I felt happy but also scared at the words I heard. I feel happy because I heard it, who doesn't like to hear the words of love? But I was afraid, afraid that those words were lies or just an illusion that was said just to please me. My grandfather once said, just because something is said doesn't mean it's true.

When I finally managed to awoke my whole body ached, and my bones might crumble. My lungs also felt tight, plus my head dizzies as if my brain had been stirred or squeezed like a lemon. When I opened my eyes and look around, I found my father staring at me, he closed his mouth with his hand, and tears came out of his eyes like heavy rain. I also saw a man standing beside him. He is my brother, Harris. Then he hugs Papa and Harris also looks sad.

Making them angry is my specialty, but making them cry is something I've never done in my life. And now I've done. The last time I saw Papa cry was when my grandmother died when I was eleven years old. He looked so sad, but at the same time, he also smiled a little as if he was happy. It made me doubt my previous vision, I'm not even sure if he was sad or happy or even both.

Meanwhile, an unknown man was standing not far from Papa, the man with a white look but with a neatly shaved beard was seen hugging a brown-haired woman who also crying.
Yes, maybe our relatives from far away, considering Papa is of Spanish descent.

"Papa, are you crying?" for some reason my voice felt heavy and hoarse, not to mention my sore throat.

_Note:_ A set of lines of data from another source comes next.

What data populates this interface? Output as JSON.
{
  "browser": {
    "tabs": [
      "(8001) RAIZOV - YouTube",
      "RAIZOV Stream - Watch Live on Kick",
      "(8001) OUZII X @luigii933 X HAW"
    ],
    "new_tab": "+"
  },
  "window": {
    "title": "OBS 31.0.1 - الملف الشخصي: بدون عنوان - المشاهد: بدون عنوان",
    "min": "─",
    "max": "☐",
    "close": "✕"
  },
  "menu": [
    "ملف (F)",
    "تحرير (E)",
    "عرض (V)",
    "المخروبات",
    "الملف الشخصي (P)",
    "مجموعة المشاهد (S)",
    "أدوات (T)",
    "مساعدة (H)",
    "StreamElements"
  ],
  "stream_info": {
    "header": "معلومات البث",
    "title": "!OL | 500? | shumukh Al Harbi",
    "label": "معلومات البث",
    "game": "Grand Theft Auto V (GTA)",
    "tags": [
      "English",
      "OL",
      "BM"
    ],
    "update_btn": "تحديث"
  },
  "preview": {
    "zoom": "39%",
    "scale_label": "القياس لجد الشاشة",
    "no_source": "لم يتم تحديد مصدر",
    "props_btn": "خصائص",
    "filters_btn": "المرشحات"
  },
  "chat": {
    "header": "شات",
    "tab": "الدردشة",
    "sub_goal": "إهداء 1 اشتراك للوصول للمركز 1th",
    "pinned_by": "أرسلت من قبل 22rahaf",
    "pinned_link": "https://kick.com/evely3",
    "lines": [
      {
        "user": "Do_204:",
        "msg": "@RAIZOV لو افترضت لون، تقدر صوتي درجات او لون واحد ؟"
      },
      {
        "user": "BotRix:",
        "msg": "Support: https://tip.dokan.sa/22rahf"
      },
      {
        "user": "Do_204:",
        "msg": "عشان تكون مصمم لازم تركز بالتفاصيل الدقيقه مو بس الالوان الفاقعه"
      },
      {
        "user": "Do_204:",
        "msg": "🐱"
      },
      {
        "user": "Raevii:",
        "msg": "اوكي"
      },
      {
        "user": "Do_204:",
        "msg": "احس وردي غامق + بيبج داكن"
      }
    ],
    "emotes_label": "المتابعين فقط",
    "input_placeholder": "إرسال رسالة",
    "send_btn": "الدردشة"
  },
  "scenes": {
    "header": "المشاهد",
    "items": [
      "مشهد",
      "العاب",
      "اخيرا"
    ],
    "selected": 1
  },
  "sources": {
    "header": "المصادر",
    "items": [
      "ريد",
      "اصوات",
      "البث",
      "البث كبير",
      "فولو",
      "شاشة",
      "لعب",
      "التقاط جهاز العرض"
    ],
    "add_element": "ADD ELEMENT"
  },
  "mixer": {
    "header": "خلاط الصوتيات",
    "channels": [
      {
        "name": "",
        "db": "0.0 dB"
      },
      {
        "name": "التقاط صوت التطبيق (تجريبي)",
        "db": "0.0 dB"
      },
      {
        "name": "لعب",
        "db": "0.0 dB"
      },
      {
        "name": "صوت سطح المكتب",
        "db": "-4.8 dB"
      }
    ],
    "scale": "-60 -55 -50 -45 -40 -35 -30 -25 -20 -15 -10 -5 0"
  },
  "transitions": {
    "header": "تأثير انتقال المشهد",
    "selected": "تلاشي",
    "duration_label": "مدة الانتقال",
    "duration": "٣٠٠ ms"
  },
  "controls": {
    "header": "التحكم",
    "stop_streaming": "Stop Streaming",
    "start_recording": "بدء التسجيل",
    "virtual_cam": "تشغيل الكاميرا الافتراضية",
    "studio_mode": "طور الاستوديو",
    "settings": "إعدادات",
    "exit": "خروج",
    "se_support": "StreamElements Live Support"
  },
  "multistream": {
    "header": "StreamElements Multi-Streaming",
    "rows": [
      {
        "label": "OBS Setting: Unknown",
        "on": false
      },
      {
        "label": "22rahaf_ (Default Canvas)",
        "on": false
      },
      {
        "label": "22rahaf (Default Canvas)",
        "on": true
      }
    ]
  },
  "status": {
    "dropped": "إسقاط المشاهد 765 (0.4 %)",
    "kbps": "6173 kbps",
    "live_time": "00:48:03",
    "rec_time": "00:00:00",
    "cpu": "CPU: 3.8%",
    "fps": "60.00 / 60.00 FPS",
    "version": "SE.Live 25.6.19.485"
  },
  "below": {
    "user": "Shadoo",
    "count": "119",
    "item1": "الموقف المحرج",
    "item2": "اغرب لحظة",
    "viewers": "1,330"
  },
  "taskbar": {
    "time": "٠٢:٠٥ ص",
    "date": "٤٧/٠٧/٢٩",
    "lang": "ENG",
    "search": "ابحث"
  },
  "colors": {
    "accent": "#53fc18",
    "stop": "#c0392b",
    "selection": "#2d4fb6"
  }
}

Without answering my question, Papa immediately hugged me. Kiss my forehead and cheeks, as if we hadn't seen each other in a long time. I am his favorite child for as long as I can remember, a pampered and loved daughter. Even my friends in high school were jealous of how Papa was so considerate of me.

He took me to school until I finished high school and often even went to college, brought my lunch when I had extra hours, give me everything that I wanted, and was rarely angry. Even though he is angry he usually only advises me with his soothing words. I swear none of his words have ever hurt me.

"Pa, I want to pee." Yes, those were my first words when Papa just releases his embrace. My bladder is full, I'm worried that I might wet the bed if I hold it any longer.

"You've been catheterized, so you can pee here." Papa's Spanish accent when speaking Indonesian was still there, even though we've lived in Jakarta for twenty years.

My biological mother is Indonesian, after divorce from Papa the woman took Lana and remarried, and then she lives with her new husband in Palembang.

I'm not that close to Mama, because Papa has been divorced from Mama since I was two years old and Harris is fifteen years old at that time.  Somehow Mama has custody of Lana while Papa has custody of Harris and me. Until I was twenty Mama only came to our house during the holidays, and the more time went by, the less time she took the time to just see me and my brother.